Before the start of the hearing, Dr Michael Farrugia, the only member of the SAC who had also been on the select committee, disagreed with reopening all the discussions on the topic following the extensive publicity the work of the select committee had received. He said nobody had been held back from attending and participating in the committee’s meetings if they had so wished.

Dr Farrugia, a medical doctor, said he felt it was only fair that if the SAC took time to listen to the lobby group, it should re-invite at least some of the professionals it had heard to let them have their say on what the PAEF would have said.

In its discussions the select committee had kept before it all the tenets of the medical and legal professions, as well as morality and ethics. Any or all the recommendations made by the select committee had been arrived at because others had not spoken up then. If the discussions were reopened it would mean that the committee’s work had been a waste of time and the government was not willing to legislate.

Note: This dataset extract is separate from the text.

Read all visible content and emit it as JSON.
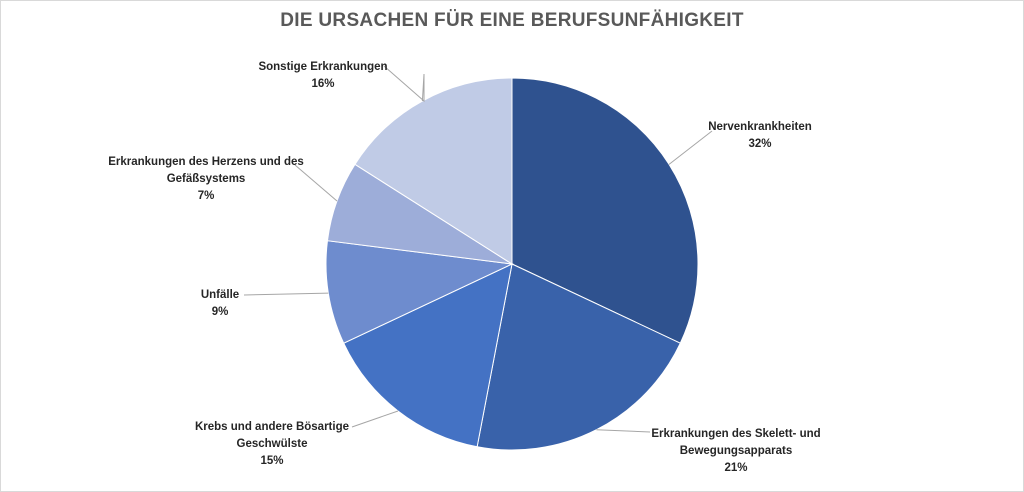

Dr Jean Pierre Farrugia, himself a medical doctor, who had chaired the select committee, said he fully understood Dr Farrugia’s frustration and agreed with him. In its five months of discussions the select committee had met hands-on professionals who had initially been on conflicting courses about assisted procreation but had ­eventually started to converge. All proceedings had been streamed online for public information.

On the other hand, Dr Farrugia said, he could understand the lobby group’s anxiety, but only the executive had the power to legislate.

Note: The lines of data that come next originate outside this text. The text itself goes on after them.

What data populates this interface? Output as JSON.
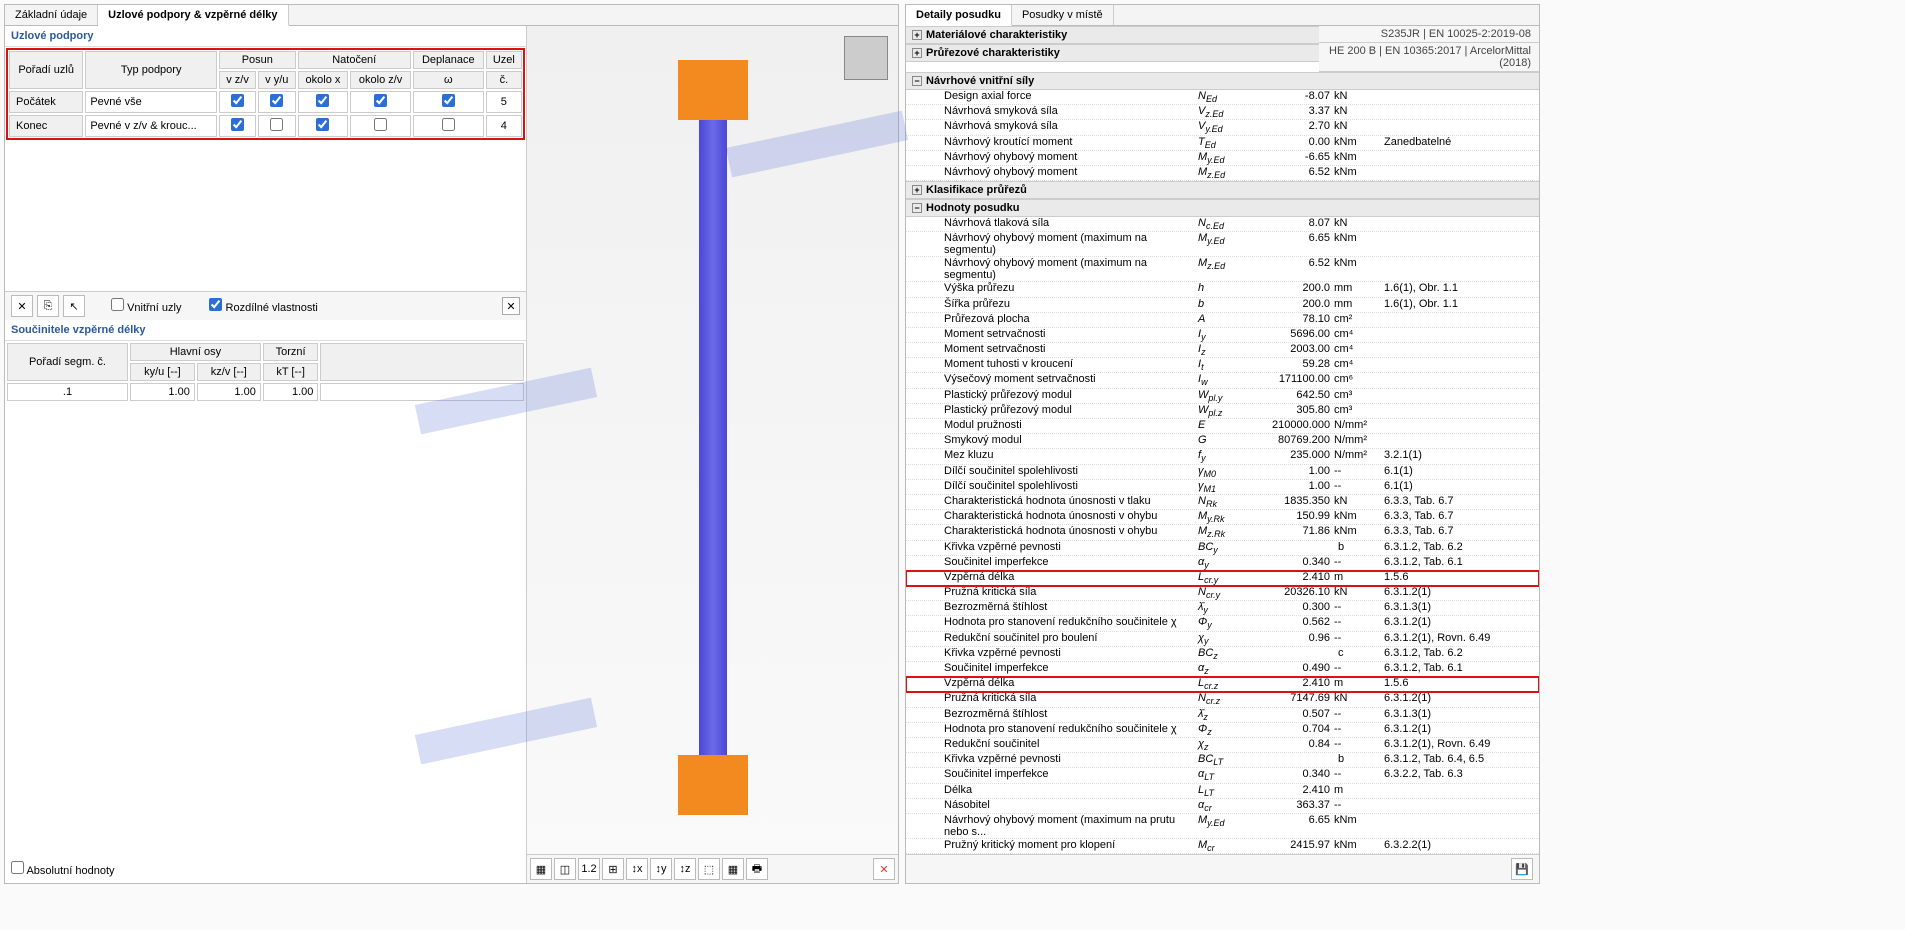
{
  "left": {
    "tabs": [
      "Základní údaje",
      "Uzlové podpory & vzpěrné délky"
    ],
    "activeTab": 1,
    "supports": {
      "title": "Uzlové podpory",
      "cols": {
        "c0": "Pořadí uzlů",
        "c1": "Typ podpory",
        "grp_posun": "Posun",
        "grp_natoceni": "Natočení",
        "grp_deplanace": "Deplanace",
        "grp_uzel": "Uzel",
        "posun_z": "v z/v",
        "posun_y": "v y/u",
        "nat_x": "okolo x",
        "nat_z": "okolo z/v",
        "dep_w": "ω",
        "uzel_c": "č."
      },
      "rows": [
        {
          "hdr": "Počátek",
          "type": "Pevné vše",
          "cz": true,
          "cy": true,
          "nx": true,
          "nz": true,
          "dw": true,
          "node": "5"
        },
        {
          "hdr": "Konec",
          "type": "Pevné v z/v & krouc...",
          "cz": true,
          "cy": false,
          "nx": true,
          "nz": false,
          "dw": false,
          "node": "4"
        }
      ],
      "chk_inner": "Vnitřní uzly",
      "chk_diff": "Rozdílné vlastnosti",
      "chk_inner_val": false,
      "chk_diff_val": true
    },
    "factors": {
      "title": "Součinitele vzpěrné délky",
      "cols": {
        "seg": "Pořadí segm. č.",
        "grp_main": "Hlavní osy",
        "grp_tor": "Torzní",
        "ky": "ky/u [--]",
        "kz": "kz/v [--]",
        "kt": "kT [--]"
      },
      "rows": [
        {
          "seg": ".1",
          "ky": "1.00",
          "kz": "1.00",
          "kt": "1.00"
        }
      ],
      "chk_abs": "Absolutní hodnoty",
      "chk_abs_val": false
    }
  },
  "right": {
    "tabs": [
      "Detaily posudku",
      "Posudky v místě"
    ],
    "activeTab": 0,
    "hdr1": "S235JR | EN 10025-2:2019-08",
    "hdr2": "HE 200 B | EN 10365:2017 | ArcelorMittal (2018)",
    "sections": {
      "mat": "Materiálové charakteristiky",
      "prurez": "Průřezové charakteristiky",
      "sily": "Návrhové vnitřní síly",
      "klas": "Klasifikace průřezů",
      "hodnoty": "Hodnoty posudku"
    },
    "sily_rows": [
      {
        "lbl": "Design axial force",
        "sym": "N",
        "sub": "Ed",
        "val": "-8.07",
        "unit": "kN",
        "ref": ""
      },
      {
        "lbl": "Návrhová smyková síla",
        "sym": "V",
        "sub": "z.Ed",
        "val": "3.37",
        "unit": "kN",
        "ref": ""
      },
      {
        "lbl": "Návrhová smyková síla",
        "sym": "V",
        "sub": "y.Ed",
        "val": "2.70",
        "unit": "kN",
        "ref": ""
      },
      {
        "lbl": "Návrhový kroutící moment",
        "sym": "T",
        "sub": "Ed",
        "val": "0.00",
        "unit": "kNm",
        "ref": "Zanedbatelné"
      },
      {
        "lbl": "Návrhový ohybový moment",
        "sym": "M",
        "sub": "y.Ed",
        "val": "-6.65",
        "unit": "kNm",
        "ref": ""
      },
      {
        "lbl": "Návrhový ohybový moment",
        "sym": "M",
        "sub": "z.Ed",
        "val": "6.52",
        "unit": "kNm",
        "ref": ""
      }
    ],
    "hodnoty_rows": [
      {
        "lbl": "Návrhová tlaková síla",
        "sym": "N",
        "sub": "c.Ed",
        "val": "8.07",
        "unit": "kN",
        "ref": ""
      },
      {
        "lbl": "Návrhový ohybový moment (maximum na segmentu)",
        "sym": "M",
        "sub": "y.Ed",
        "val": "6.65",
        "unit": "kNm",
        "ref": ""
      },
      {
        "lbl": "Návrhový ohybový moment (maximum na segmentu)",
        "sym": "M",
        "sub": "z.Ed",
        "val": "6.52",
        "unit": "kNm",
        "ref": ""
      },
      {
        "lbl": "Výška průřezu",
        "sym": "h",
        "sub": "",
        "val": "200.0",
        "unit": "mm",
        "ref": "1.6(1), Obr. 1.1"
      },
      {
        "lbl": "Šířka průřezu",
        "sym": "b",
        "sub": "",
        "val": "200.0",
        "unit": "mm",
        "ref": "1.6(1), Obr. 1.1"
      },
      {
        "lbl": "Průřezová plocha",
        "sym": "A",
        "sub": "",
        "val": "78.10",
        "unit": "cm²",
        "ref": ""
      },
      {
        "lbl": "Moment setrvačnosti",
        "sym": "I",
        "sub": "y",
        "val": "5696.00",
        "unit": "cm⁴",
        "ref": ""
      },
      {
        "lbl": "Moment setrvačnosti",
        "sym": "I",
        "sub": "z",
        "val": "2003.00",
        "unit": "cm⁴",
        "ref": ""
      },
      {
        "lbl": "Moment tuhosti v kroucení",
        "sym": "I",
        "sub": "t",
        "val": "59.28",
        "unit": "cm⁴",
        "ref": ""
      },
      {
        "lbl": "Výsečový moment setrvačnosti",
        "sym": "I",
        "sub": "w",
        "val": "171100.00",
        "unit": "cm⁶",
        "ref": ""
      },
      {
        "lbl": "Plastický průřezový modul",
        "sym": "W",
        "sub": "pl.y",
        "val": "642.50",
        "unit": "cm³",
        "ref": ""
      },
      {
        "lbl": "Plastický průřezový modul",
        "sym": "W",
        "sub": "pl.z",
        "val": "305.80",
        "unit": "cm³",
        "ref": ""
      },
      {
        "lbl": "Modul pružnosti",
        "sym": "E",
        "sub": "",
        "val": "210000.000",
        "unit": "N/mm²",
        "ref": ""
      },
      {
        "lbl": "Smykový modul",
        "sym": "G",
        "sub": "",
        "val": "80769.200",
        "unit": "N/mm²",
        "ref": ""
      },
      {
        "lbl": "Mez kluzu",
        "sym": "f",
        "sub": "y",
        "val": "235.000",
        "unit": "N/mm²",
        "ref": "3.2.1(1)"
      },
      {
        "lbl": "Dílčí součinitel spolehlivosti",
        "sym": "γ",
        "sub": "M0",
        "val": "1.00",
        "unit": "--",
        "ref": "6.1(1)"
      },
      {
        "lbl": "Dílčí součinitel spolehlivosti",
        "sym": "γ",
        "sub": "M1",
        "val": "1.00",
        "unit": "--",
        "ref": "6.1(1)"
      },
      {
        "lbl": "Charakteristická hodnota únosnosti v tlaku",
        "sym": "N",
        "sub": "Rk",
        "val": "1835.350",
        "unit": "kN",
        "ref": "6.3.3, Tab. 6.7"
      },
      {
        "lbl": "Charakteristická hodnota únosnosti v ohybu",
        "sym": "M",
        "sub": "y.Rk",
        "val": "150.99",
        "unit": "kNm",
        "ref": "6.3.3, Tab. 6.7"
      },
      {
        "lbl": "Charakteristická hodnota únosnosti v ohybu",
        "sym": "M",
        "sub": "z.Rk",
        "val": "71.86",
        "unit": "kNm",
        "ref": "6.3.3, Tab. 6.7"
      },
      {
        "lbl": "Křivka vzpěrné pevnosti",
        "sym": "BC",
        "sub": "y",
        "val": "b",
        "unit": "",
        "ref": "6.3.1.2, Tab. 6.2",
        "text": true
      },
      {
        "lbl": "Součinitel imperfekce",
        "sym": "α",
        "sub": "y",
        "val": "0.340",
        "unit": "--",
        "ref": "6.3.1.2, Tab. 6.1"
      },
      {
        "lbl": "Vzpěrná délka",
        "sym": "L",
        "sub": "cr.y",
        "val": "2.410",
        "unit": "m",
        "ref": "1.5.6",
        "hl": true
      },
      {
        "lbl": "Pružná kritická síla",
        "sym": "N",
        "sub": "cr.y",
        "val": "20326.10",
        "unit": "kN",
        "ref": "6.3.1.2(1)"
      },
      {
        "lbl": "Bezrozměrná štíhlost",
        "sym": "λ̄",
        "sub": "y",
        "val": "0.300",
        "unit": "--",
        "ref": "6.3.1.3(1)"
      },
      {
        "lbl": "Hodnota pro stanovení redukčního součinitele χ",
        "sym": "Φ",
        "sub": "y",
        "val": "0.562",
        "unit": "--",
        "ref": "6.3.1.2(1)"
      },
      {
        "lbl": "Redukční součinitel pro boulení",
        "sym": "χ",
        "sub": "y",
        "val": "0.96",
        "unit": "--",
        "ref": "6.3.1.2(1), Rovn. 6.49"
      },
      {
        "lbl": "Křivka vzpěrné pevnosti",
        "sym": "BC",
        "sub": "z",
        "val": "c",
        "unit": "",
        "ref": "6.3.1.2, Tab. 6.2",
        "text": true
      },
      {
        "lbl": "Součinitel imperfekce",
        "sym": "α",
        "sub": "z",
        "val": "0.490",
        "unit": "--",
        "ref": "6.3.1.2, Tab. 6.1"
      },
      {
        "lbl": "Vzpěrná délka",
        "sym": "L",
        "sub": "cr.z",
        "val": "2.410",
        "unit": "m",
        "ref": "1.5.6",
        "hl": true
      },
      {
        "lbl": "Pružná kritická síla",
        "sym": "N",
        "sub": "cr.z",
        "val": "7147.69",
        "unit": "kN",
        "ref": "6.3.1.2(1)"
      },
      {
        "lbl": "Bezrozměrná štíhlost",
        "sym": "λ̄",
        "sub": "z",
        "val": "0.507",
        "unit": "--",
        "ref": "6.3.1.3(1)"
      },
      {
        "lbl": "Hodnota pro stanovení redukčního součinitele χ",
        "sym": "Φ",
        "sub": "z",
        "val": "0.704",
        "unit": "--",
        "ref": "6.3.1.2(1)"
      },
      {
        "lbl": "Redukční součinitel",
        "sym": "χ",
        "sub": "z",
        "val": "0.84",
        "unit": "--",
        "ref": "6.3.1.2(1), Rovn. 6.49"
      },
      {
        "lbl": "Křivka vzpěrné pevnosti",
        "sym": "BC",
        "sub": "LT",
        "val": "b",
        "unit": "",
        "ref": "6.3.1.2, Tab. 6.4, 6.5",
        "text": true
      },
      {
        "lbl": "Součinitel imperfekce",
        "sym": "α",
        "sub": "LT",
        "val": "0.340",
        "unit": "--",
        "ref": "6.3.2.2, Tab. 6.3"
      },
      {
        "lbl": "Délka",
        "sym": "L",
        "sub": "LT",
        "val": "2.410",
        "unit": "m",
        "ref": ""
      },
      {
        "lbl": "Násobitel",
        "sym": "α",
        "sub": "cr",
        "val": "363.37",
        "unit": "--",
        "ref": ""
      },
      {
        "lbl": "Návrhový ohybový moment (maximum na prutu nebo s...",
        "sym": "M",
        "sub": "y.Ed",
        "val": "6.65",
        "unit": "kNm",
        "ref": ""
      },
      {
        "lbl": "Pružný kritický moment pro klopení",
        "sym": "M",
        "sub": "cr",
        "val": "2415.97",
        "unit": "kNm",
        "ref": "6.3.2.2(1)"
      }
    ]
  }
}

Mr Vassallo said that while he did not agree with reopening the select committee’s completed work, as chairman of the SAC he would entertain any group wanting to talk about assisted procreation. Holding more meetings would not mean the drafting of legislation was being held up.

The hearings of the PAEF would constitute additional consultation in view of scientific developments, and both MPs should not think the SAC was prejudging anything.

Dr Michael Farrugia said that if the SAC did not see its way clear to inviting a representative of the European Society for Human Reproduction and Embryology because of costs, he was sure a teleconference could easily be set up.

Mr Vassallo said he would refer the idea to the Minister of Health.